Hal tersebut haruslah ditentang lewat berbagai ajang dunia, Frankfurt Book Fair 2016 salah satunya.
"Tentu (ke depan Indonesia setara dengan negara lain dalam hal sastra dan budaya-red), tentu dengan berbagai tantangannya. Tentu kita ingin dibaca lebih luas. Ruang-ruang seperti FBF ini ruang yang tepat," ujar Aan di sela-sela acara FBF 2016, Rabu (19/10/2016).

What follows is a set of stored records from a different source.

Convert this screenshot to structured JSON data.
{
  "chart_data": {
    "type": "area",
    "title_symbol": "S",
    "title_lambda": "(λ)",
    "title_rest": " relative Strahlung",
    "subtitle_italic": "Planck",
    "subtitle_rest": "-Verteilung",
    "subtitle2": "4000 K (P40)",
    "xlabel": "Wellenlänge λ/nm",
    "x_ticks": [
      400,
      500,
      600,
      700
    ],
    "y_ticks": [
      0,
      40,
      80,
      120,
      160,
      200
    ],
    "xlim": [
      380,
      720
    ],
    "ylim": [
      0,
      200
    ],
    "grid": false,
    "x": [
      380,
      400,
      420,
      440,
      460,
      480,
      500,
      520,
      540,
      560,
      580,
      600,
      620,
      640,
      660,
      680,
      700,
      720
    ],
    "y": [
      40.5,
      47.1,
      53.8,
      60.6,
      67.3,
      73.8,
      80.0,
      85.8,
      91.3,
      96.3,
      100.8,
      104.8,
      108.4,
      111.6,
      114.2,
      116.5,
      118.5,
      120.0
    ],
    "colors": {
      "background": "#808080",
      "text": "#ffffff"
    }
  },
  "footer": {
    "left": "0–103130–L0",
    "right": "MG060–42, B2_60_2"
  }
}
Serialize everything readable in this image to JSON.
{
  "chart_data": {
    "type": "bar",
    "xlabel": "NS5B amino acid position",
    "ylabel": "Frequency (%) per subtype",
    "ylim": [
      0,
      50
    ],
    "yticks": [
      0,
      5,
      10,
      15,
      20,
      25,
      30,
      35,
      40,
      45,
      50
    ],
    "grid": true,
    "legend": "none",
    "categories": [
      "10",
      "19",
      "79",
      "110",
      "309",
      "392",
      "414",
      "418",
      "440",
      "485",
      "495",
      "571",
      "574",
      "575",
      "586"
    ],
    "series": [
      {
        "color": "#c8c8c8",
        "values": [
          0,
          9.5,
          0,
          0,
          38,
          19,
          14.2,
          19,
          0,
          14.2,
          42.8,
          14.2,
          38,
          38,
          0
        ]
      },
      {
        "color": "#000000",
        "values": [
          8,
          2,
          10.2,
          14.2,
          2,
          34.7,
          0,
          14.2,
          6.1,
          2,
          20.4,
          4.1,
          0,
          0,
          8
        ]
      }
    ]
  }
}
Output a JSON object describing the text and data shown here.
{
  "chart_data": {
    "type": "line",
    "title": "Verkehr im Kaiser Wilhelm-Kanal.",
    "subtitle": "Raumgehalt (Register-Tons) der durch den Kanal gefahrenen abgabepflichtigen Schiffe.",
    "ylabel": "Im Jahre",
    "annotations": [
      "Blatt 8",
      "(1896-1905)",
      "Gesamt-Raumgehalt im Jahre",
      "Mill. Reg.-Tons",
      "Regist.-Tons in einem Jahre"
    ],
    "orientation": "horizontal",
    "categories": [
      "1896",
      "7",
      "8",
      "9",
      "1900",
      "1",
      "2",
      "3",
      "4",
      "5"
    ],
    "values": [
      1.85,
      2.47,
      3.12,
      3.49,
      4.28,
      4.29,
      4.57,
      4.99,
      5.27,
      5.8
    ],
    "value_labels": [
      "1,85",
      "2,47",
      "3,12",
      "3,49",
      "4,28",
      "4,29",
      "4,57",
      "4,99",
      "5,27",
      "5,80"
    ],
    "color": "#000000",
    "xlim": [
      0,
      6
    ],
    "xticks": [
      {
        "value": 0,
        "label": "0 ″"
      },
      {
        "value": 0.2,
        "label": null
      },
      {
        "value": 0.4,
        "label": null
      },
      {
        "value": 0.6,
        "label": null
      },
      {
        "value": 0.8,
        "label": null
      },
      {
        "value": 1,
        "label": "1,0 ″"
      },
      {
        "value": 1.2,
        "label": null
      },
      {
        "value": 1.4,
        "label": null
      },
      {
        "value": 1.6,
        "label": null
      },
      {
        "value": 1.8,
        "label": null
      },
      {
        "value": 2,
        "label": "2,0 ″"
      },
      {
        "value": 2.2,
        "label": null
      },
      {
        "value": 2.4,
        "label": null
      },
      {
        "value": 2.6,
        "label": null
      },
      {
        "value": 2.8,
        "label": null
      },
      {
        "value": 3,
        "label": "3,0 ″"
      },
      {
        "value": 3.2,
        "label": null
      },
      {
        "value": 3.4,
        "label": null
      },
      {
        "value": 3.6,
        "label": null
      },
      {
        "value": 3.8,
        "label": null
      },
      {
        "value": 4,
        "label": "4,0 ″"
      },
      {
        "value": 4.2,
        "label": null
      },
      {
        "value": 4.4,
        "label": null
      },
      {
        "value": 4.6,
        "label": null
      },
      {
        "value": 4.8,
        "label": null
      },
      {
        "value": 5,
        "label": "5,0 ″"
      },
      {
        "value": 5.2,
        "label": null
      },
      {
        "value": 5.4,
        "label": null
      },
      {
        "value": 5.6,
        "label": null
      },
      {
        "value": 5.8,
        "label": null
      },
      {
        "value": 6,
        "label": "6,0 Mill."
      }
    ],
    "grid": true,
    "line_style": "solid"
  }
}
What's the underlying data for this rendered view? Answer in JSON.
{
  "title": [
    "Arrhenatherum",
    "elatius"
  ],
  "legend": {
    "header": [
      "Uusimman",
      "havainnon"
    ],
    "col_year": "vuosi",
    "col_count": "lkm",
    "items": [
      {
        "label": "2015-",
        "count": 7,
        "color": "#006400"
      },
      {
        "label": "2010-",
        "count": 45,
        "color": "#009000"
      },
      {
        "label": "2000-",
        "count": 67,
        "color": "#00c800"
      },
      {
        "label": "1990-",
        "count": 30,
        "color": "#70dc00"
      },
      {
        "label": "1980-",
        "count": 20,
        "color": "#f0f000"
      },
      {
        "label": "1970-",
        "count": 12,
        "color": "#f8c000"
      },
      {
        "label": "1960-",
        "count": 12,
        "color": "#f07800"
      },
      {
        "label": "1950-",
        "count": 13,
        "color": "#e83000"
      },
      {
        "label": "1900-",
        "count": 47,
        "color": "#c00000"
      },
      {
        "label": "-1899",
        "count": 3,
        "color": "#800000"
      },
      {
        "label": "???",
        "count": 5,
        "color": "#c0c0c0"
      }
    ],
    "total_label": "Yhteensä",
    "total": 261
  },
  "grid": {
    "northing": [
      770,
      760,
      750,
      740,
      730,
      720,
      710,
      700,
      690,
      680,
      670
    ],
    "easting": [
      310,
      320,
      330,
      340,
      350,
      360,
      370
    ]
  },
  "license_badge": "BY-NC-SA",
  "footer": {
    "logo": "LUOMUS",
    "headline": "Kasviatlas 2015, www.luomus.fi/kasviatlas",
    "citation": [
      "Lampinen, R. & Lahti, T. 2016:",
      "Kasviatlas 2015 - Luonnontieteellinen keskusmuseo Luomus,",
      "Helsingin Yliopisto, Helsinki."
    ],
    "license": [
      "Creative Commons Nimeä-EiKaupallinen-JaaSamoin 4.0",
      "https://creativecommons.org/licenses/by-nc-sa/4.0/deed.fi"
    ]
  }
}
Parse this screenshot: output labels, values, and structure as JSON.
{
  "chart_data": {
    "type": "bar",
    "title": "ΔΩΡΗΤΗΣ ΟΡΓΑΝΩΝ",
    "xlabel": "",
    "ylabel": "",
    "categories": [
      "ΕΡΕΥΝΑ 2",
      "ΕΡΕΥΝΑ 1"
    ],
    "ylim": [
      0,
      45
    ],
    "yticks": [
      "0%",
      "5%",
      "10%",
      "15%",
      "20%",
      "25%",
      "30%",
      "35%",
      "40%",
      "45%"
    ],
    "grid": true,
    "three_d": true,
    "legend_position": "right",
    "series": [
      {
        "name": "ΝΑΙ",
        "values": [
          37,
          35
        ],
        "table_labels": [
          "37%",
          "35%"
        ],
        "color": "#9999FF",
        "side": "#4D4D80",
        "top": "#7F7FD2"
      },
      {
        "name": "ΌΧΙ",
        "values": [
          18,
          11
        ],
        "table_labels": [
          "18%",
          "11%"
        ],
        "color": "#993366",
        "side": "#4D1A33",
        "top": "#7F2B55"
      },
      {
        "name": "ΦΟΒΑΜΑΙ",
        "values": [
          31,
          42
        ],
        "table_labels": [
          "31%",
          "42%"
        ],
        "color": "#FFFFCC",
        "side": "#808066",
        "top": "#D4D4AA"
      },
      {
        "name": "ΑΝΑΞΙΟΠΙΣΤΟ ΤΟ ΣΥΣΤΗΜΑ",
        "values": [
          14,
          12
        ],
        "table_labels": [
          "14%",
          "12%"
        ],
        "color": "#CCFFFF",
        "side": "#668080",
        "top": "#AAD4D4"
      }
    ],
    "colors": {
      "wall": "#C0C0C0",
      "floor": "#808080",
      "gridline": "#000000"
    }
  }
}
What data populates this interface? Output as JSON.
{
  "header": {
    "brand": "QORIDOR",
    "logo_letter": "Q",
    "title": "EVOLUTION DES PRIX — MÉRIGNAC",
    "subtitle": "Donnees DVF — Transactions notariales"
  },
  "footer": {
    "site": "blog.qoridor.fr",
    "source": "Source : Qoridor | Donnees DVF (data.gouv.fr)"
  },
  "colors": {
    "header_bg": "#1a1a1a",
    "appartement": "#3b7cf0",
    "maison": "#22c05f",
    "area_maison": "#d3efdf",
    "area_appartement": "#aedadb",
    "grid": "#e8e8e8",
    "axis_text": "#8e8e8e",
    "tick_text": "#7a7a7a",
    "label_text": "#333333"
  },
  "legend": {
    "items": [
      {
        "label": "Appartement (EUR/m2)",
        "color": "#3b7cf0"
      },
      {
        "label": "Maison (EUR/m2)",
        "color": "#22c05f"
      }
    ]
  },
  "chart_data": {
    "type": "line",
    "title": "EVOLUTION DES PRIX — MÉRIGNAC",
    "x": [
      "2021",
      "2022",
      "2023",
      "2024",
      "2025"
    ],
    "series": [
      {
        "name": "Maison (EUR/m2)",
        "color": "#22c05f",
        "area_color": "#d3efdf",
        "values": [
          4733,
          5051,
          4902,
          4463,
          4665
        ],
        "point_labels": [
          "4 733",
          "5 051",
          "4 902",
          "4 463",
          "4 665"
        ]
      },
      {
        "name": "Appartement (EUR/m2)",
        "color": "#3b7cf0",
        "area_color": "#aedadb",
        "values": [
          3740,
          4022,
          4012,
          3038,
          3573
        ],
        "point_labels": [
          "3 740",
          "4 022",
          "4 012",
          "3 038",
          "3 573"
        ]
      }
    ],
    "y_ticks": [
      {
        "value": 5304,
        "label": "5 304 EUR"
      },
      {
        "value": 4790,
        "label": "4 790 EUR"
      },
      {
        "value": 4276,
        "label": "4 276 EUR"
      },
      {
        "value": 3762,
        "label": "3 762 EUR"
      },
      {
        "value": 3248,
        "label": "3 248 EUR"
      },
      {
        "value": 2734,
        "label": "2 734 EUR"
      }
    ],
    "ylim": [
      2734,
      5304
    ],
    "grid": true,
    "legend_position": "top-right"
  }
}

SCROLL TO CONTINUE WITH CONTENT
"Kita terjebak untuk apa yang disebut bahayanya narasi tunggal. Kita didefinisikan orang terus-menerus, sementara kita sendiri yang tahu. Kita harus mendefenisikan kita," tutur penulis kumpulan puisi 'Tidak Ada New York Hari Ini' itu.
Narasi tunggal itu seperti dunia Barat yang melihat Indonesia masih rendah budayanya, padahal sastra telah lahir jauh-jauh hari sebelum Indonesia merdeka. Saat ini, keragaman budaya di Indonesia telah sangat berwarna, tetapi dunia baru lebih mengenal Bali, dibandingkan Indonesia. Sehingga yang ada adalah narasi tunggal dunia terhadap Indonesia.
"Membaca adalah dalam rangka itu bahwa membuat apa yang meminimal bahaya narasi tunggal kecuali kita menerima definisi tentang kita, Labeling dari luar," ucap Aan.
Untuk mengenalkan Indonesia lebih jauh, buku menjadi salah satu cara terbaik. Lewat buku, Indonesia haruslah menceritakan keragaman dan identitas ke-Indonesia-an.
"Sementara Indonesia juga kaya. Yang disebut Indonesia luas sekali," ucap Aan.
Di FBF 2016, Aan juga akan meluncurkan buku kumpulan puisinya yang dialihbahasakan menjadi bahasa Inggris, dari 'Tidak Ada New York Hari Ini' menjadi 'There Is No New York Today'.